With a new 4K steelbook out now, Tim Coleman revisits Quentin Tarantino’s incendiary debut…
Thirty years on, it’s easy to forget just how revolutionary Reservoir Dogs was when it first came out. Unleashed from the mind of a geeky video shop clerk who weaponised his broad diet of genre film into something ferocious, Tarantino’s debut was the distillation of a lifetime spent in the cinema: a short, sharp shot of pitch black adrenalin. Variously described as a remake of Ringo Lam’s City on Fire (1987) to an adaptation of Agatha Christie’s non-linear whodunnits, it simultaneously called back to the grimy exploitation pictures of the 1970s whilst defining the 90s zeitgeist for hard-boiled crime flicks, a pack of imitators barking in its wake.
But whilst Dogs is inarguably a crime film – following a gang of colour-coded crooks both before and after (though crucially not during) an ill-fated diamond heist – the generic lineage Tarantino draws from is broad and deep. The presence of Harvey Keitel (Mean Streets; Taxi Driver) and Eddie Bunker (a crime author who himself served time in San Quentin) established its street-level credentials, but there was much more at play.
Renown for its violence (Tim Roth’s Mr Orange spends the majority of the runtime slowly bleeding out), perhaps the film’s most controversial scene is the infamous ‘ear’ sequence, where loose-canon Mr Blonde (Michael Madsen) tortures captured cop Marvin Nash (Kirk Baltz), “not to get information” but because “it’s amusing, to me, to torture a cop”. Blonde goes on: “You can say anything you want cause I’ve heard it all before. All you can do is pray for a quick death, which you ain’t gonna get”. Tarantino wasn’t messing around, and a full 12 years before torture porn became a sub-genre he put slow, sadistic violence at the centre of his narrative.

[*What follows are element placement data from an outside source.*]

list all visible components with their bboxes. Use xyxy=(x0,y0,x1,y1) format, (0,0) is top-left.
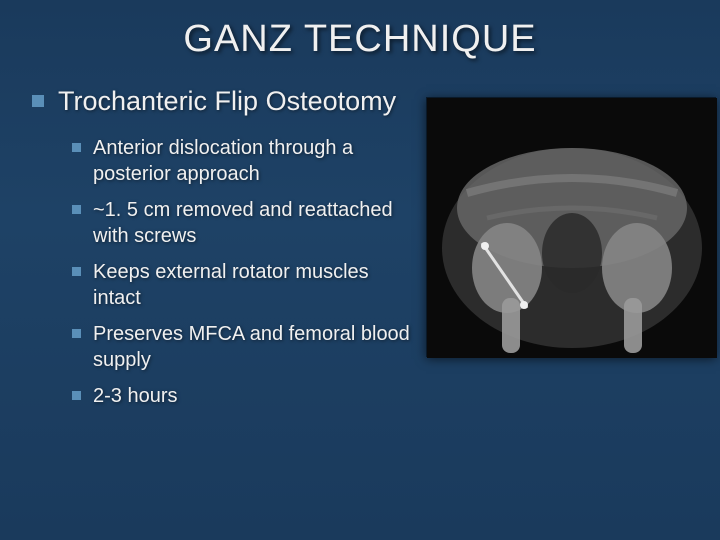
sub-bullet-item: ~1. 5 cm removed and reattached with scr… xyxy=(72,197,412,249)
sub-bullet-item: Keeps external rotator muscles intact xyxy=(72,259,412,311)
sub-bullet-list: Anterior dislocation through a posterior… xyxy=(72,135,412,409)
sub-bullet-text: Preserves MFCA and femoral blood supply xyxy=(93,321,412,373)
sub-bullet-item: 2-3 hours xyxy=(72,383,412,409)
slide-title: GANZ TECHNIQUE xyxy=(32,18,688,61)
square-bullet-icon xyxy=(32,95,44,107)
square-bullet-icon xyxy=(72,205,81,214)
square-bullet-icon xyxy=(72,267,81,276)
square-bullet-icon xyxy=(72,391,81,400)
square-bullet-icon xyxy=(72,143,81,152)
image-column xyxy=(426,85,716,419)
slide-container: GANZ TECHNIQUE Trochanteric Flip Osteoto… xyxy=(0,0,720,540)
xray-illustration-icon xyxy=(427,98,717,358)
main-bullet-item: Trochanteric Flip Osteotomy xyxy=(32,85,412,119)
xray-image xyxy=(426,97,716,357)
square-bullet-icon xyxy=(72,329,81,338)
sub-bullet-text: Anterior dislocation through a posterior… xyxy=(93,135,412,187)
sub-bullet-text: ~1. 5 cm removed and reattached with scr… xyxy=(93,197,412,249)
sub-bullet-text: Keeps external rotator muscles intact xyxy=(93,259,412,311)
main-bullet-text: Trochanteric Flip Osteotomy xyxy=(58,85,396,119)
sub-bullet-item: Anterior dislocation through a posterior… xyxy=(72,135,412,187)
content-row: Trochanteric Flip Osteotomy Anterior dis… xyxy=(32,85,688,419)
sub-bullet-item: Preserves MFCA and femoral blood supply xyxy=(72,321,412,373)
sub-bullet-text: 2-3 hours xyxy=(93,383,178,409)
text-column: Trochanteric Flip Osteotomy Anterior dis… xyxy=(32,85,412,419)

Despite being comparatively restrained (the camera pans away at the critical moment, where Blonde slices off Nash’s ear with a straight razor) the sequence was too much for some. Wes Craven (himself the director of the uncompromising The Last House on the Left) reportedly walked out, and many others found the elongated build up and cruel joy that Blonde extracted from his crime unbearable.
This however was not the only nod to the horror genre. A self-confessed “big horror movie fan”, Tarantino has since spoken about how John Carpenter’s creature feature The Thing (1982) helped him find the correct tone for Dogs. Although Carpenter’s film is often remembered for its ground-breaking gore, arguably the real power of that film rests in the slowly dissolving masculinity (both literally and figuratively) of an all-male group as they succumb to paranoia.

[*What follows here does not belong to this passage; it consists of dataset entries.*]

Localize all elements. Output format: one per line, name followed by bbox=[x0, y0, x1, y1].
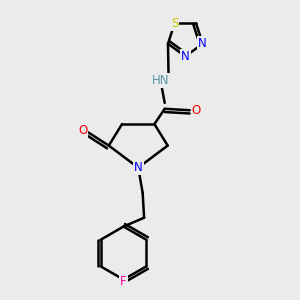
Text: O: O bbox=[78, 124, 88, 137]
Text: S: S bbox=[171, 17, 178, 30]
Text: N: N bbox=[181, 50, 190, 63]
Text: N: N bbox=[134, 161, 142, 174]
Text: F: F bbox=[120, 274, 127, 287]
Text: O: O bbox=[192, 104, 201, 117]
Text: N: N bbox=[198, 37, 207, 50]
Text: HN: HN bbox=[152, 74, 169, 87]
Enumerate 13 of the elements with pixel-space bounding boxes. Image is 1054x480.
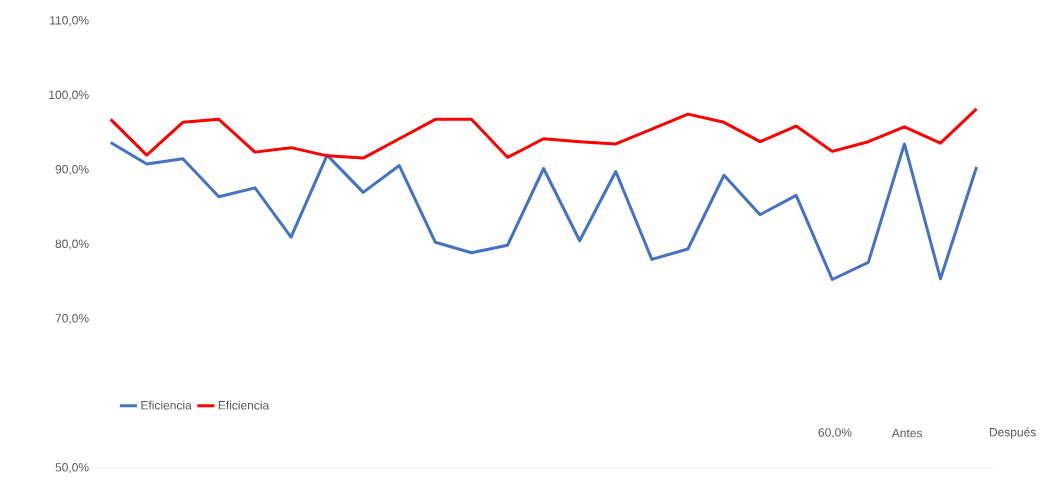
annotation: Después: [989, 427, 1036, 439]
y-tick-label: 100,0%: [49, 90, 89, 101]
legend-label: Eficiencia: [141, 400, 192, 410]
y-tick-label: 80,0%: [55, 239, 89, 250]
y-tick-label: 50,0%: [55, 463, 89, 473]
legend-label: Eficiencia: [218, 400, 270, 410]
annotation: 60,0%: [818, 428, 852, 439]
y-tick-label: 110,0%: [50, 16, 89, 26]
line-series: [109, 107, 979, 160]
y-tick-label: 90,0%: [55, 165, 89, 175]
line-series: [109, 140, 979, 282]
annotation: Antes: [891, 428, 923, 438]
y-tick-label: 70,0%: [55, 314, 89, 324]
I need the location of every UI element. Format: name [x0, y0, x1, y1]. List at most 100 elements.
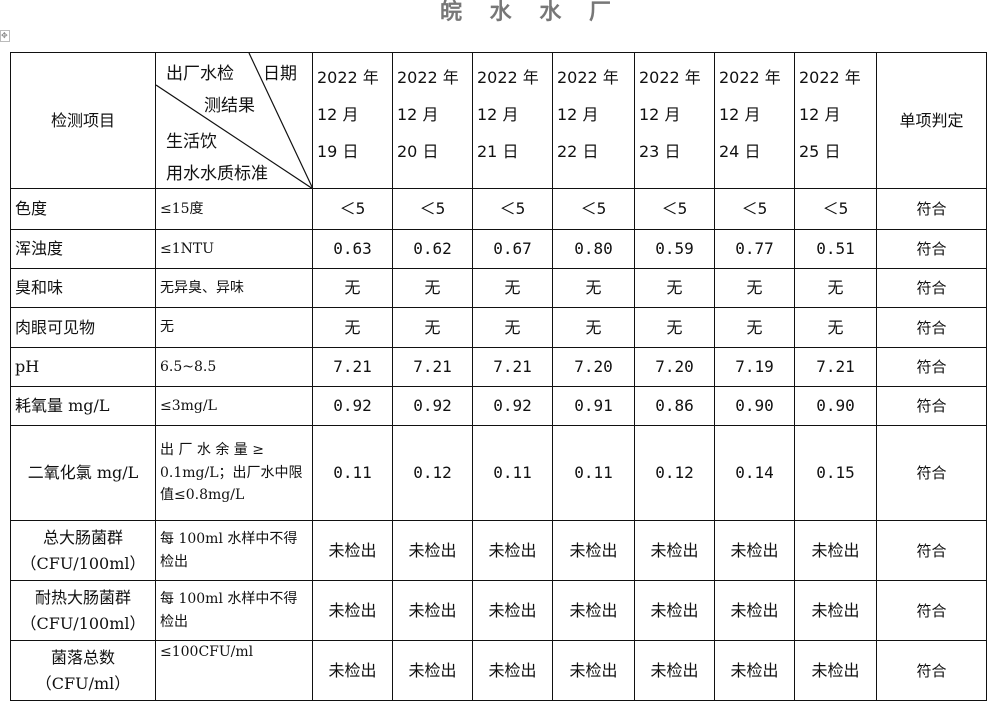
result-value: 0.15: [794, 425, 877, 521]
standard: 每 100ml 水样中不得检出: [155, 580, 313, 641]
date-part: 19 日: [317, 142, 359, 161]
verdict: 符合: [876, 229, 987, 269]
result-value: 7.20: [634, 347, 715, 387]
date-part: 20 日: [397, 142, 439, 161]
result-value: 未检出: [634, 520, 715, 581]
date-header: 2022 年 12 月 22 日: [552, 52, 635, 189]
result-value: 未检出: [634, 580, 715, 641]
standard: 出 厂 水 余 量 ≥ 0.1mg/L；出厂水中限值≤0.8mg/L: [155, 425, 313, 521]
standard: ≤15度: [155, 188, 313, 230]
result-value: 未检出: [472, 520, 553, 581]
date-part: 22 日: [557, 142, 599, 161]
item-name: 二氧化氯 mg/L: [10, 425, 156, 521]
result-value: 无: [472, 307, 553, 348]
result-value: 7.21: [392, 347, 473, 387]
result-value: ＜5: [312, 188, 393, 230]
table-row: pH 6.5~8.5 7.21 7.21 7.21 7.20 7.20 7.19 7.21 符合: [10, 347, 987, 387]
table-move-handle-icon[interactable]: ✥: [0, 30, 10, 42]
result-value: 未检出: [794, 520, 877, 581]
item-name: 菌落总数（CFU/ml）: [10, 640, 156, 701]
header-row: 检测项目 出厂水检 日期 测结果 生活饮 用水水质标准 2022 年 12 月 19…: [10, 52, 987, 189]
result-value: 0.80: [552, 229, 635, 269]
date-part: 12 月: [477, 105, 519, 124]
item-name: 总大肠菌群（CFU/100ml）: [10, 520, 156, 581]
result-value: 无: [552, 268, 635, 308]
result-value: 无: [634, 307, 715, 348]
standard: 无异臭、异味: [155, 268, 313, 308]
result-value: 未检出: [312, 640, 393, 701]
result-value: ＜5: [392, 188, 473, 230]
verdict: 符合: [876, 347, 987, 387]
verdict: 符合: [876, 307, 987, 348]
result-value: 未检出: [634, 640, 715, 701]
result-value: 未检出: [392, 580, 473, 641]
result-value: 0.14: [714, 425, 795, 521]
result-value: 0.91: [552, 386, 635, 426]
item-name: 耐热大肠菌群（CFU/100ml）: [10, 580, 156, 641]
result-value: 未检出: [714, 640, 795, 701]
result-value: 无: [392, 268, 473, 308]
table-row: 浑浊度 ≤1NTU 0.63 0.62 0.67 0.80 0.59 0.77 0.51 符合: [10, 229, 987, 269]
date-part: 12 月: [719, 105, 761, 124]
date-header: 2022 年 12 月 21 日: [472, 52, 553, 189]
diagonal-header-cell: 出厂水检 日期 测结果 生活饮 用水水质标准: [155, 52, 313, 189]
date-part: 12 月: [639, 105, 681, 124]
result-value: 未检出: [714, 580, 795, 641]
result-value: 0.62: [392, 229, 473, 269]
result-value: ＜5: [472, 188, 553, 230]
water-quality-table: 检测项目 出厂水检 日期 测结果 生活饮 用水水质标准 2022 年 12 月 19…: [10, 52, 987, 701]
table-row: 总大肠菌群（CFU/100ml）每 100ml 水样中不得检出 未检出 未检出 未检出…: [10, 520, 987, 581]
document-title: 皖 水 水 厂: [440, 0, 621, 25]
date-part: 23 日: [639, 142, 681, 161]
diag-top-right: 日期: [263, 64, 297, 84]
diag-mid: 测结果: [204, 96, 255, 116]
table-row: 耗氧量 mg/L ≤3mg/L 0.92 0.92 0.92 0.91 0.86 0.90 0.…: [10, 386, 987, 426]
verdict: 符合: [876, 580, 987, 641]
verdict: 符合: [876, 425, 987, 521]
result-value: 无: [312, 307, 393, 348]
result-value: 0.90: [714, 386, 795, 426]
date-part: 12 月: [397, 105, 439, 124]
result-value: 0.11: [472, 425, 553, 521]
date-header: 2022 年 12 月 20 日: [392, 52, 473, 189]
result-value: 未检出: [312, 520, 393, 581]
result-value: 0.11: [552, 425, 635, 521]
result-value: 未检出: [552, 580, 635, 641]
item-name: pH: [10, 347, 156, 387]
verdict: 符合: [876, 386, 987, 426]
result-value: 0.92: [472, 386, 553, 426]
table-row: 臭和味 无异臭、异味无无无无无无无符合: [10, 268, 987, 308]
result-value: 未检出: [552, 640, 635, 701]
result-value: 0.51: [794, 229, 877, 269]
result-value: 0.63: [312, 229, 393, 269]
result-value: 无: [634, 268, 715, 308]
table-row: 二氧化氯 mg/L 出 厂 水 余 量 ≥ 0.1mg/L；出厂水中限值≤0.8m…: [10, 425, 987, 521]
result-value: ＜5: [794, 188, 877, 230]
result-value: 7.19: [714, 347, 795, 387]
result-value: 未检出: [392, 640, 473, 701]
verdict-header: 单项判定: [876, 52, 987, 189]
item-header: 检测项目: [10, 52, 156, 189]
result-value: 未检出: [472, 640, 553, 701]
result-value: ＜5: [552, 188, 635, 230]
date-header: 2022 年 12 月 23 日: [634, 52, 715, 189]
date-part: 2022 年: [477, 68, 539, 87]
date-part: 12 月: [317, 105, 359, 124]
result-value: 0.11: [312, 425, 393, 521]
result-value: 未检出: [794, 640, 877, 701]
result-value: 0.92: [312, 386, 393, 426]
date-part: 2022 年: [719, 68, 781, 87]
result-value: 0.86: [634, 386, 715, 426]
diagonal-lines: [156, 53, 313, 189]
result-value: 0.92: [392, 386, 473, 426]
date-part: 25 日: [799, 142, 841, 161]
result-value: 无: [552, 307, 635, 348]
date-part: 2022 年: [397, 68, 459, 87]
item-name: 耗氧量 mg/L: [10, 386, 156, 426]
result-value: 未检出: [472, 580, 553, 641]
diag-top-left: 出厂水检: [166, 64, 234, 84]
standard: 每 100ml 水样中不得检出: [155, 520, 313, 581]
result-value: 无: [714, 268, 795, 308]
result-value: 无: [312, 268, 393, 308]
standard: 6.5~8.5: [155, 347, 313, 387]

Speaking with Stephen Colbert on The Late Show, Tarantino explained:
“When I started writing Reservoir Dogs, I was like, I need to have that aspect that’s in The Thing. I need to trap these bastards in this warehouse and no one can trust anybody else… and I want the paranoia of what’s going in that warehouse to bounce across the walls and hopefully, like in The Thing, it will go out into the audience.”

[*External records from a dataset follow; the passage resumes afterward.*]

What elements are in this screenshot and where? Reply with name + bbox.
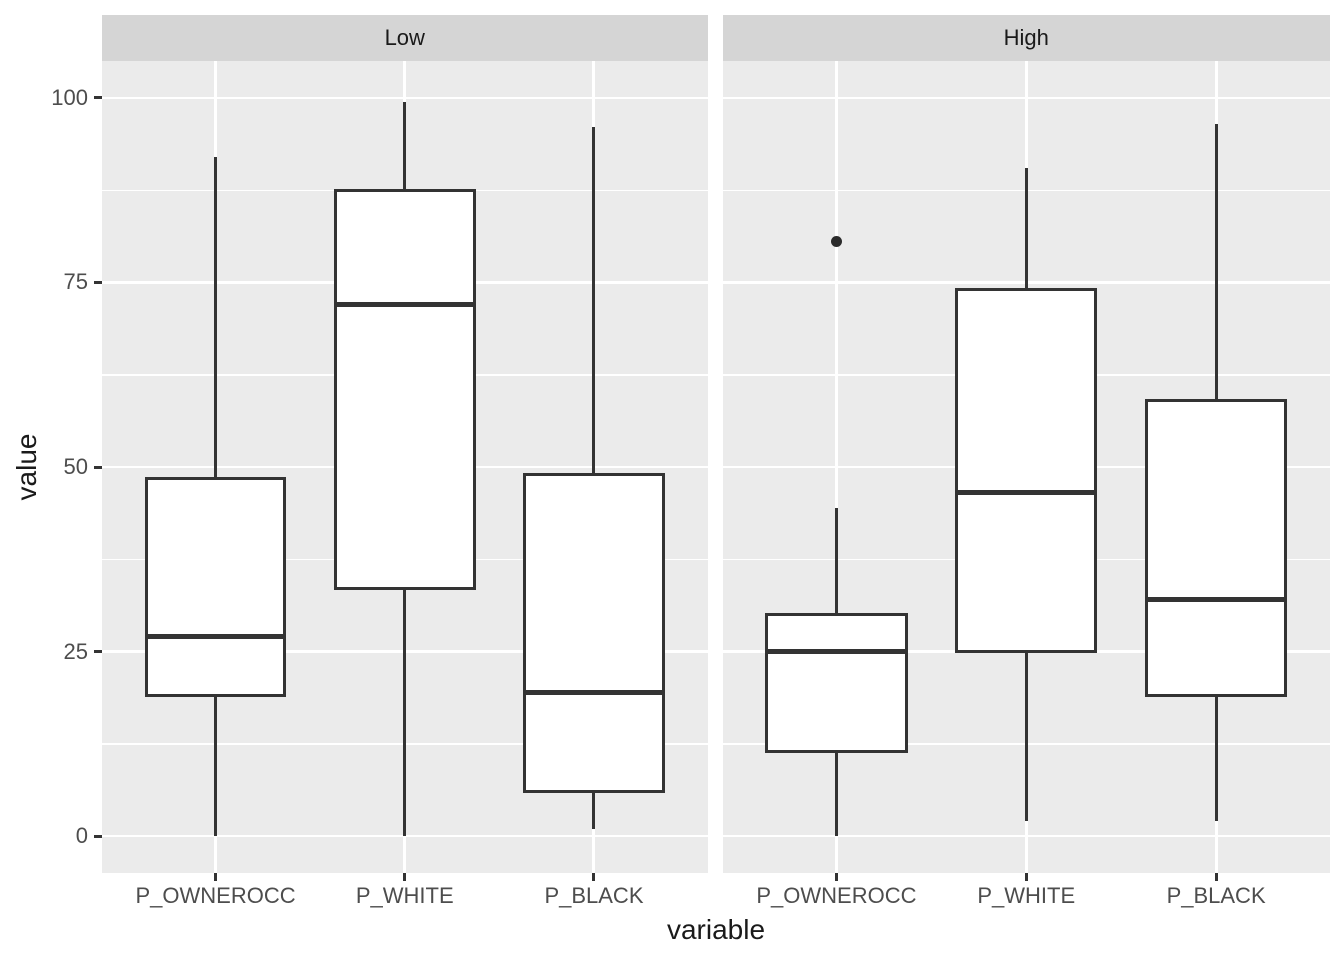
median-line-high-p-black xyxy=(1144,597,1288,603)
lower-whisker-high-p-ownerocc xyxy=(834,751,838,837)
upper-whisker-high-p-black xyxy=(1214,123,1218,401)
boxplot-box-high-p-ownerocc xyxy=(765,613,908,753)
median-line-low-p-white xyxy=(333,302,476,308)
vertical-gridline xyxy=(834,61,838,873)
facet-strip-label: High xyxy=(1003,25,1049,50)
x-tick-label-high-p-black: P_BLACK xyxy=(1166,883,1266,908)
upper-whisker-low-p-white xyxy=(403,101,407,191)
median-line-high-p-white xyxy=(955,490,1098,496)
facet-strip-label: Low xyxy=(384,25,425,50)
facet-strip-low: Low xyxy=(102,15,708,61)
upper-whisker-low-p-ownerocc xyxy=(214,156,218,479)
upper-whisker-low-p-black xyxy=(592,127,596,475)
x-tick-mark-high-p-white xyxy=(1024,873,1028,881)
x-tick-label-low-p-white: P_WHITE xyxy=(355,883,454,908)
upper-whisker-high-p-ownerocc xyxy=(834,507,838,615)
boxplot-box-high-p-black xyxy=(1144,399,1288,698)
x-tick-mark-low-p-ownerocc xyxy=(214,873,218,881)
outlier-point-high-p-ownerocc xyxy=(830,236,842,248)
y-tick-label-25: 25 xyxy=(63,638,88,664)
median-line-high-p-ownerocc xyxy=(765,649,908,655)
boxplot-box-low-p-black xyxy=(523,472,665,794)
facet-strip-high: High xyxy=(722,15,1330,61)
boxplot-box-high-p-white xyxy=(955,288,1098,654)
y-tick-mark-75 xyxy=(94,280,102,284)
lower-whisker-low-p-white xyxy=(403,588,407,837)
upper-whisker-high-p-white xyxy=(1024,168,1028,290)
median-line-low-p-black xyxy=(523,689,665,695)
y-tick-mark-100 xyxy=(94,96,102,100)
x-tick-mark-low-p-black xyxy=(592,873,596,881)
x-tick-mark-low-p-white xyxy=(403,873,407,881)
y-tick-mark-25 xyxy=(94,650,102,654)
boxplot-box-low-p-white xyxy=(333,188,476,591)
y-tick-mark-50 xyxy=(94,465,102,469)
x-tick-label-low-p-black: P_BLACK xyxy=(544,883,644,908)
y-tick-label-100: 100 xyxy=(51,84,88,110)
y-tick-label-0: 0 xyxy=(75,823,88,849)
lower-whisker-low-p-ownerocc xyxy=(214,695,218,837)
x-tick-label-low-p-ownerocc: P_OWNEROCC xyxy=(135,883,296,908)
y-tick-mark-0 xyxy=(94,834,102,838)
median-line-low-p-ownerocc xyxy=(144,634,287,640)
y-tick-label-75: 75 xyxy=(63,269,88,295)
x-tick-mark-high-p-ownerocc xyxy=(834,873,838,881)
boxplot-box-low-p-ownerocc xyxy=(144,476,287,698)
x-tick-mark-high-p-black xyxy=(1214,873,1218,881)
lower-whisker-high-p-white xyxy=(1024,651,1028,822)
x-axis-title: variable xyxy=(666,914,766,945)
lower-whisker-high-p-black xyxy=(1214,695,1218,822)
x-tick-label-high-p-ownerocc: P_OWNEROCC xyxy=(756,883,917,908)
y-tick-label-50: 50 xyxy=(63,454,88,479)
x-tick-label-high-p-white: P_WHITE xyxy=(977,883,1076,908)
lower-whisker-low-p-black xyxy=(592,791,596,829)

In Dogs the paranoia is not purely because the heist ended in a bloodbath, that Blue (Bunker) and Brown (Tarantino) were killed or that the cops are closing in – its the lingering suspicion that one of their number is a rat. So when Blonde’s torture sequence is abruptly ended by Orange emptying a clip into his chest the audience is shocked, relieved and then overcome with further tension: Nash’s life has been spared (for now), but the group’s paranoia is justified.
If the The Thing is a counterpoint to Dogs, then both conclude in a similar place: Carpenter’s movie ends with two men sitting in the burning wreckage of their camp, unsure if either can trust the other; Tarantino’s film sees White (Keitel) cradle Orange’s head as the younger man confesses he’s a cop. As White lets out a guttural howl, knowing he’s been deceived (even leading him to kill old friend Joe Cabot, played by Lawrence Tierney) he slowly places his gun against Orange’s head. The Thing might have one of the great unresolved endings, but Dogs goes out in a hail of bullets, unseen cops bursting through the door as White shoots Orange before himself being blown out of frame.
In this Tarantino not only emulates The Thing with its all-male cast and claustrophobia, but also in its collapsing sense of trust. For all the bloodbaths and sliced ears the real horror is in the breakdown of friendships, the betrayal of trust.